Submitted to: American Dairy Science Association Abstracts
Publication Type: Abstract Only
Publication Acceptance Date: 3/10/2010
Publication Date: N/A
Technical Abstract: The goal of this in vitro study was to determine the influence of Isotrich spp. protozoa on the conversion of glucose (Glc) to glycogen (Glyc). In a 2 x 2 factorial, treatments were 1) ruminal inoculum mechanically processed to destroy Isotrich spp. (M+, verified microscopically) or not mechanically processed (M-), and 2) measurement of microbial Glyc accumulated by 3 h of fermentation with (L+; protozoa + bacteria) or without (L-; predominantly protozoa) lysis of the fermentation solids with 0.2 N NaOH for 15 min in a boiling water bath before Glyc analysis. Two 3 h in vitro fermentations were performed using Goering–Van Soest medium in batch culture vessels supplemented with 3 g Glc L-1. Rumen inocula from 2 cannulated cows filtered through 4 layers of cheesecloth were combined, and maintained under CO2 for all procedures. Fermentation vessel contents were transferred to centrifuge tubes using 0.9% NaCl, centrifuged twice at 13,000 x g for 45 min at 5°C, with pellet resuspended in 0.9% NaCl after the first centrifugation and supernatant decanted each time. Pellets were analyzed for Glyc using a Na acetate buffer, heat-stable, a-amylase and measurement of released Glc.
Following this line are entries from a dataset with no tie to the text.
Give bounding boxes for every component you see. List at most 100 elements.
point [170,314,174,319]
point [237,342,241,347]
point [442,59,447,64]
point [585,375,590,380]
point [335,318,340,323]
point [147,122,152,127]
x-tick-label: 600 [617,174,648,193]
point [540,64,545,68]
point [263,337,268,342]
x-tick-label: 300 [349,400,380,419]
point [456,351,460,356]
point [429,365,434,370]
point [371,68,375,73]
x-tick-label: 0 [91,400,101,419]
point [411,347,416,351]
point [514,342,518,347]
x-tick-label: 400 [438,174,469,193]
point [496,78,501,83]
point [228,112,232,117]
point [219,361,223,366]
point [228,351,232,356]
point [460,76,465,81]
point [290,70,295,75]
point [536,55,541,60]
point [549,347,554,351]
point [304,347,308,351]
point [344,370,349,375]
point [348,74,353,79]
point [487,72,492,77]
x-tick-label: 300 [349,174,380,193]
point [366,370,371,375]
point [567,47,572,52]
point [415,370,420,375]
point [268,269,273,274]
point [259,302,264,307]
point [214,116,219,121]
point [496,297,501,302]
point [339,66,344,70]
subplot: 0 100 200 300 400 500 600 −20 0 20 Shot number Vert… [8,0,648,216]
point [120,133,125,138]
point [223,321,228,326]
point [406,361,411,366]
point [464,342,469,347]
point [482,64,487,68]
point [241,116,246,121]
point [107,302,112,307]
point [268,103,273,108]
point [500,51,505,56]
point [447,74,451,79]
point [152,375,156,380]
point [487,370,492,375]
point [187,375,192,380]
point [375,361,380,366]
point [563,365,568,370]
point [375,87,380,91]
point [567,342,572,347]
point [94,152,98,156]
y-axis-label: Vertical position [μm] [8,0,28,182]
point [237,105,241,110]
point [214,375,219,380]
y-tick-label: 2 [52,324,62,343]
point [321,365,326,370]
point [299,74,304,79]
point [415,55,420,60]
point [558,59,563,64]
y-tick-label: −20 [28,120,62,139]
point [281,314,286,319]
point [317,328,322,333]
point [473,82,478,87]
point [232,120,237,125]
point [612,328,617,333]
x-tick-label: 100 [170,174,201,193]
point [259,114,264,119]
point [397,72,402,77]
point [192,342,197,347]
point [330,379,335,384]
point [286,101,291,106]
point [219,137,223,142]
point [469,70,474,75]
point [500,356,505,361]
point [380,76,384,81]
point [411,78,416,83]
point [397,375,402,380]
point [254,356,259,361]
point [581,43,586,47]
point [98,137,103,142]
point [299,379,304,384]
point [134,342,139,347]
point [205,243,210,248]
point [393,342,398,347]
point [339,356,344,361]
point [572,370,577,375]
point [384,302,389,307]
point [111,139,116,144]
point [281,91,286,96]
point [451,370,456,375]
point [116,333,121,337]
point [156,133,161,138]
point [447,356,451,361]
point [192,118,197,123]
Values for samples at 3 h of fermentation were corrected for 0 h values representing a-glucan introduced with inocula. Microbial Glyc detected at 3 h of fermentation were 3.32 (4.69%), -1.42 (-2.01%), 6.45 (9.10%), and 3.65 (5.15%) mg (% of added Glc) for M-L-, M+L-, M-L+ and M+L+, respectively (SED = 0.50). M+ gave lower Glyc values than M- (P<0.01), and L+ gave greater values than L- (P<0.01); there was an interaction of L and M (P=0.02). M+L- showed net utilization of a-glucan initially in the fermentation with no net Glyc production. Estimated bacterial Glyc was lower for M- (3.12 mg) than M+ (3.65 mg; P<0.01). Although destruction of Glyc-accumulating protozoa decreased detected Glyc by ~40%, sequestration of Glc by bacteria accounted for 4-5% of dosed Glc, with Glyc synthesis also representing an energetic cost. Potential decreases in microbial growth related to Glyc could require changes in protein supplementation to maintain protein supply to the ruminant host.